With the victims not identified for many long hours, parents and their children lived out another ritual becoming all too familiar in America’s shooting zones: the tense wait for children to be checked in and released by school officials. The vigil that began outside the high school soon shifted to the reunification center established by the William S. Hart Union High School District.
Some parents sobbed. Others paced. All scanned their phones as students slowly assembled in the park, where they were sorted into lines by school officials. Some of the adults joined in a circle inside the park, where just three weeks ago, community members had come together for a news conference during the Tick fire.

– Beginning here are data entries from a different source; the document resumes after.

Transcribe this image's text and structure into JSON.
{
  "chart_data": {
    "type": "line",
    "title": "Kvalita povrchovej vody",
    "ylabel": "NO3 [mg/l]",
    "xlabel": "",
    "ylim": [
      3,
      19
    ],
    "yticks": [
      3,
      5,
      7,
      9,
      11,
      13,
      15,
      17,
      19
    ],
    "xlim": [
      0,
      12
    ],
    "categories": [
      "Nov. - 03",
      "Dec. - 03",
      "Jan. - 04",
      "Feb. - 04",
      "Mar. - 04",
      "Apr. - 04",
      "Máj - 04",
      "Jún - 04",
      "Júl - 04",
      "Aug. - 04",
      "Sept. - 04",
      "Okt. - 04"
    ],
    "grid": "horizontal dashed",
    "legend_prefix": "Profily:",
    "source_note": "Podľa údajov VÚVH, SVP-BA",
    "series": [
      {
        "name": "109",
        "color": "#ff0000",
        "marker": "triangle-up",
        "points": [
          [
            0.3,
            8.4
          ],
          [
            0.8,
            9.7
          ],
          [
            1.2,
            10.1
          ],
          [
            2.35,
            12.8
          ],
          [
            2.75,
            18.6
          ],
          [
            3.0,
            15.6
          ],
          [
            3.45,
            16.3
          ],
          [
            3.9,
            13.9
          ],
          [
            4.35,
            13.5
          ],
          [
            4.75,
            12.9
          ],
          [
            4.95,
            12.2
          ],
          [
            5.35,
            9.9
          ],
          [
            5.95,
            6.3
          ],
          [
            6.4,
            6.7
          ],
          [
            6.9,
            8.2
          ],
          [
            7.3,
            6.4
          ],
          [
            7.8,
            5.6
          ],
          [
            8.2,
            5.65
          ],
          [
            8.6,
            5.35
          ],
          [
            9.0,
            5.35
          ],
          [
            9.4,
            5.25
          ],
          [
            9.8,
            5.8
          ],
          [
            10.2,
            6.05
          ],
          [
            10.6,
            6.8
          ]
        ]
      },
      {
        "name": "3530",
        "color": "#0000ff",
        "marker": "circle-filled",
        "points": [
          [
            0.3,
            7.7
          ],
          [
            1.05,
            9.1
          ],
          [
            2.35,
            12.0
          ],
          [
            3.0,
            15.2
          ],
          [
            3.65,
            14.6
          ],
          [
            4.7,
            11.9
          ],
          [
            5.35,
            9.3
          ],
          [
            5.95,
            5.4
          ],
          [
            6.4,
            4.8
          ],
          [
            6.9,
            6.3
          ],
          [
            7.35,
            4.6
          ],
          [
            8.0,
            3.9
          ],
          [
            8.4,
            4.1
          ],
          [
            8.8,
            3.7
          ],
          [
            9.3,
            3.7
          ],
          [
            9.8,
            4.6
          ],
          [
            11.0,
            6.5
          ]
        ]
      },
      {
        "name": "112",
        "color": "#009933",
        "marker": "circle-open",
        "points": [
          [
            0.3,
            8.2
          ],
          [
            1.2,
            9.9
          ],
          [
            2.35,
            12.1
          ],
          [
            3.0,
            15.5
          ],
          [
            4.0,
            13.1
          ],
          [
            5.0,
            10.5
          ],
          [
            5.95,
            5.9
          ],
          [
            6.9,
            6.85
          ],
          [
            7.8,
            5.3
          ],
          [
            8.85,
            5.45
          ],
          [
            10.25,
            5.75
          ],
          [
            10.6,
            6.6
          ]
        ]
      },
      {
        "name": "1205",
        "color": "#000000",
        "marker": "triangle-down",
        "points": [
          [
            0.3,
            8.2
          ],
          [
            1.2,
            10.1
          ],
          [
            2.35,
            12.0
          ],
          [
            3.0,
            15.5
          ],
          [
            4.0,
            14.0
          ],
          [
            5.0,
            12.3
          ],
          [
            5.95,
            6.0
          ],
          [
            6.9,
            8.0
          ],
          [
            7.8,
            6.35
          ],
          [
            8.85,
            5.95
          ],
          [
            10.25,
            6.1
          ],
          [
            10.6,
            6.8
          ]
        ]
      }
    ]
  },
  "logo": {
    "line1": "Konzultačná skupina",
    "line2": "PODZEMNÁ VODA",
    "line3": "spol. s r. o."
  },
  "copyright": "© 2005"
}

One sheriff’s deputy, gripping an automatic rifle, asked a frantic woman whether she was a parent. “Yes!” she said, sobbing. He pointed her away from the yellow tape, toward a group of parents and teens standing in a clump.

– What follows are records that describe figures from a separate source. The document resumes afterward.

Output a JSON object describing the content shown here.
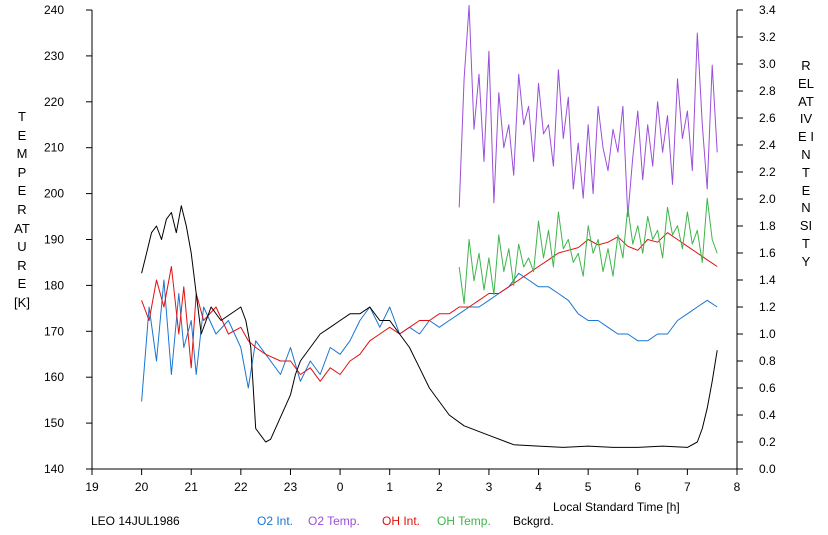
{
  "chart_data": {
    "type": "line",
    "xlabel": "Local Standard Time [h]",
    "x_axis": {
      "range": [
        19,
        32
      ],
      "ticks": [
        19,
        20,
        21,
        22,
        23,
        24,
        25,
        26,
        27,
        28,
        29,
        30,
        31,
        32
      ],
      "tick_labels": [
        "19",
        "20",
        "21",
        "22",
        "23",
        "0",
        "1",
        "2",
        "3",
        "4",
        "5",
        "6",
        "7",
        "8"
      ]
    },
    "y_left": {
      "label": "TEMPERATURE",
      "unit": "[K]",
      "range": [
        140,
        240
      ],
      "ticks": [
        140,
        150,
        160,
        170,
        180,
        190,
        200,
        210,
        220,
        230,
        240
      ]
    },
    "y_right": {
      "label": "RELATIVE INTENSITY",
      "range": [
        0.0,
        3.4
      ],
      "ticks": [
        "0.0",
        "0.2",
        "0.4",
        "0.6",
        "0.8",
        "1.0",
        "1.2",
        "1.4",
        "1.6",
        "1.8",
        "2.0",
        "2.2",
        "2.4",
        "2.6",
        "2.8",
        "3.0",
        "3.2",
        "3.4"
      ]
    },
    "grid": false,
    "legend_placement": "bottom",
    "footer_title": "LEO 14JUL1986",
    "series": [
      {
        "name": "O2 Int.",
        "color": "#1a75d1",
        "axis": "right",
        "x": [
          20.0,
          20.15,
          20.3,
          20.45,
          20.6,
          20.75,
          20.85,
          21.0,
          21.1,
          21.25,
          21.5,
          21.75,
          22.0,
          22.15,
          22.3,
          22.5,
          22.8,
          23.0,
          23.2,
          23.4,
          23.6,
          23.8,
          24.0,
          24.2,
          24.4,
          24.6,
          24.8,
          25.0,
          25.2,
          25.4,
          25.6,
          25.8,
          26.0,
          26.2,
          26.4,
          26.6,
          26.8,
          27.0,
          27.2,
          27.4,
          27.6,
          27.8,
          28.0,
          28.2,
          28.4,
          28.6,
          28.8,
          29.0,
          29.2,
          29.4,
          29.6,
          29.8,
          30.0,
          30.2,
          30.4,
          30.6,
          30.8,
          31.0,
          31.2,
          31.4,
          31.6
        ],
        "y": [
          0.5,
          1.2,
          0.8,
          1.4,
          0.7,
          1.3,
          0.9,
          1.1,
          0.7,
          1.2,
          1.0,
          1.1,
          0.9,
          0.6,
          0.95,
          0.85,
          0.7,
          0.9,
          0.65,
          0.8,
          0.7,
          0.9,
          0.85,
          0.95,
          1.1,
          1.2,
          1.05,
          1.2,
          1.0,
          1.05,
          1.0,
          1.1,
          1.05,
          1.1,
          1.15,
          1.2,
          1.2,
          1.25,
          1.3,
          1.35,
          1.45,
          1.4,
          1.35,
          1.35,
          1.3,
          1.25,
          1.15,
          1.1,
          1.1,
          1.05,
          1.0,
          1.0,
          0.95,
          0.95,
          1.0,
          1.0,
          1.1,
          1.15,
          1.2,
          1.25,
          1.2
        ]
      },
      {
        "name": "O2 Temp.",
        "color": "#9b4fd9",
        "axis": "left",
        "x": [
          26.4,
          26.5,
          26.6,
          26.7,
          26.8,
          26.9,
          27.0,
          27.1,
          27.2,
          27.3,
          27.4,
          27.5,
          27.6,
          27.7,
          27.8,
          27.9,
          28.0,
          28.1,
          28.2,
          28.3,
          28.4,
          28.5,
          28.6,
          28.7,
          28.8,
          28.9,
          29.0,
          29.1,
          29.2,
          29.3,
          29.4,
          29.5,
          29.6,
          29.7,
          29.8,
          29.9,
          30.0,
          30.1,
          30.2,
          30.3,
          30.4,
          30.5,
          30.6,
          30.7,
          30.8,
          30.9,
          31.0,
          31.1,
          31.2,
          31.3,
          31.4,
          31.5,
          31.6
        ],
        "y": [
          197,
          225,
          241,
          214,
          226,
          207,
          231,
          198,
          222,
          210,
          215,
          204,
          226,
          215,
          219,
          207,
          224,
          213,
          215,
          206,
          227,
          212,
          221,
          201,
          211,
          199,
          215,
          200,
          219,
          210,
          205,
          214,
          209,
          219,
          195,
          208,
          218,
          203,
          215,
          206,
          220,
          209,
          217,
          202,
          225,
          212,
          218,
          205,
          235,
          215,
          201,
          228,
          209
        ]
      },
      {
        "name": "OH Int.",
        "color": "#e01010",
        "axis": "right",
        "x": [
          20.0,
          20.15,
          20.3,
          20.45,
          20.6,
          20.75,
          20.85,
          21.0,
          21.1,
          21.25,
          21.5,
          21.75,
          22.0,
          22.15,
          22.3,
          22.5,
          22.8,
          23.0,
          23.2,
          23.4,
          23.6,
          23.8,
          24.0,
          24.2,
          24.4,
          24.6,
          24.8,
          25.0,
          25.2,
          25.4,
          25.6,
          25.8,
          26.0,
          26.2,
          26.4,
          26.6,
          26.8,
          27.0,
          27.2,
          27.4,
          27.6,
          27.8,
          28.0,
          28.2,
          28.4,
          28.6,
          28.8,
          29.0,
          29.2,
          29.4,
          29.6,
          29.8,
          30.0,
          30.2,
          30.4,
          30.6,
          30.8,
          31.0,
          31.2,
          31.4,
          31.6
        ],
        "y": [
          1.25,
          1.1,
          1.4,
          1.2,
          1.5,
          1.0,
          1.35,
          0.75,
          1.3,
          1.1,
          1.2,
          1.0,
          1.05,
          0.95,
          0.9,
          0.85,
          0.8,
          0.8,
          0.7,
          0.75,
          0.65,
          0.75,
          0.7,
          0.8,
          0.85,
          0.95,
          1.0,
          1.05,
          1.0,
          1.05,
          1.1,
          1.1,
          1.15,
          1.15,
          1.2,
          1.2,
          1.25,
          1.3,
          1.3,
          1.35,
          1.4,
          1.45,
          1.5,
          1.55,
          1.6,
          1.62,
          1.64,
          1.7,
          1.66,
          1.68,
          1.72,
          1.65,
          1.62,
          1.7,
          1.68,
          1.75,
          1.7,
          1.65,
          1.6,
          1.55,
          1.5
        ]
      },
      {
        "name": "OH Temp.",
        "color": "#3fb54a",
        "axis": "left",
        "x": [
          26.4,
          26.5,
          26.6,
          26.7,
          26.8,
          26.9,
          27.0,
          27.1,
          27.2,
          27.3,
          27.4,
          27.5,
          27.6,
          27.7,
          27.8,
          27.9,
          28.0,
          28.1,
          28.2,
          28.3,
          28.4,
          28.5,
          28.6,
          28.7,
          28.8,
          28.9,
          29.0,
          29.1,
          29.2,
          29.3,
          29.4,
          29.5,
          29.6,
          29.7,
          29.8,
          29.9,
          30.0,
          30.1,
          30.2,
          30.3,
          30.4,
          30.5,
          30.6,
          30.7,
          30.8,
          30.9,
          31.0,
          31.1,
          31.2,
          31.3,
          31.4,
          31.5,
          31.6
        ],
        "y": [
          184,
          176,
          190,
          181,
          187,
          179,
          186,
          178,
          191,
          183,
          188,
          180,
          189,
          184,
          186,
          183,
          194,
          186,
          192,
          184,
          196,
          188,
          190,
          185,
          187,
          182,
          193,
          187,
          190,
          183,
          188,
          182,
          191,
          186,
          197,
          189,
          193,
          187,
          195,
          190,
          192,
          186,
          197,
          191,
          193,
          188,
          196,
          189,
          192,
          185,
          199,
          190,
          187
        ]
      },
      {
        "name": "Bckgrd.",
        "color": "#000000",
        "axis": "right",
        "x": [
          20.0,
          20.1,
          20.2,
          20.3,
          20.4,
          20.5,
          20.6,
          20.7,
          20.8,
          20.9,
          21.0,
          21.1,
          21.2,
          21.4,
          21.6,
          22.0,
          22.1,
          22.2,
          22.3,
          22.4,
          22.5,
          22.6,
          23.0,
          23.1,
          23.2,
          23.4,
          23.6,
          23.8,
          24.0,
          24.2,
          24.4,
          24.6,
          24.8,
          25.0,
          25.2,
          25.4,
          25.6,
          25.8,
          26.0,
          26.2,
          26.5,
          27.0,
          27.5,
          28.0,
          28.5,
          29.0,
          29.5,
          30.0,
          30.5,
          31.0,
          31.2,
          31.3,
          31.4,
          31.5,
          31.6
        ],
        "y": [
          1.45,
          1.6,
          1.75,
          1.8,
          1.7,
          1.85,
          1.9,
          1.75,
          1.95,
          1.8,
          1.6,
          1.3,
          1.0,
          1.2,
          1.1,
          1.2,
          1.1,
          0.9,
          0.3,
          0.25,
          0.2,
          0.22,
          0.55,
          0.7,
          0.8,
          0.9,
          1.0,
          1.05,
          1.1,
          1.15,
          1.15,
          1.2,
          1.1,
          1.1,
          1.0,
          0.9,
          0.75,
          0.6,
          0.5,
          0.4,
          0.32,
          0.25,
          0.18,
          0.17,
          0.16,
          0.17,
          0.16,
          0.16,
          0.17,
          0.16,
          0.2,
          0.3,
          0.45,
          0.65,
          0.88
        ]
      }
    ]
  }
}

One of the adults draped his arm over the shoulder of a teenage boy, dressed in a gray Saugus sweatshirt. The boy was hyperventilating, trying to calm himself by counting his breaths aloud.
“One, two, three,” he said. “One, two, three,” while his father told him: “It’s over, son. It’s over.”
Most parents received texts assuring them that their children had made it through. But even they quaked with anxiety until they were reunited.
Joy Songcuan described how he had been heading for work when his son, Karl, texted that he was OK. The elder Songcuan called his son, a freshman, “a guy of few words.”
But the magnitude of the moment became clear when Songcuan texted that he loved the boy. On a regular day, that wouldn’t receive an answer, but on Thursday morning, Karl’s response — “I love you too” — meant everything.
“He’s a strong kid, but he’s still so young,” Songcuan said, his eyes sparkling with tears. “One thing I know for sure — he needs a hug.”
The suspect was not known for being angry or isolated, according to students and neighbors. He wasn’t a star runner, but he worked hard. An elementary school friend recalled the quiet boy who had a pet rabbit and liked to play in a treehouse in his yard.
“I’m bewildered and looking for answers — the question as to why all this would happen,” said Aidan Soto, a sophomore, who knew the teen from track and Boy Scouts. “So many questions no one has the answers to.”
But public records indicated there had been trouble inside the teen’s home. His mother and father had split, and his father had been arrested in 2013 and 2015 on suspicion of driving under the influence.
Mark Berhow pleaded no contest both times, in the second instance being sentenced to 45 days in jail and five years of probation. Authorities also arrested him in 2015 on suspicion of attempted battery of his wife, but no charges were filed because of insufficient evidence, a spokesman for the district attorney’s office said.
Mark Berhow died in December 2017. “He would tell me that he missed his father,” next-door neighbor Jared Axen, 33, said of the teenager, “and that he loved him.”
Axen, a sometime chess partner of the teen, said the eruption of violence stunned him.
“I think he was hurting and didn’t know how to ask for help,” he said. “It’s terrible about what he did and it’s terrible what he did to those kids.”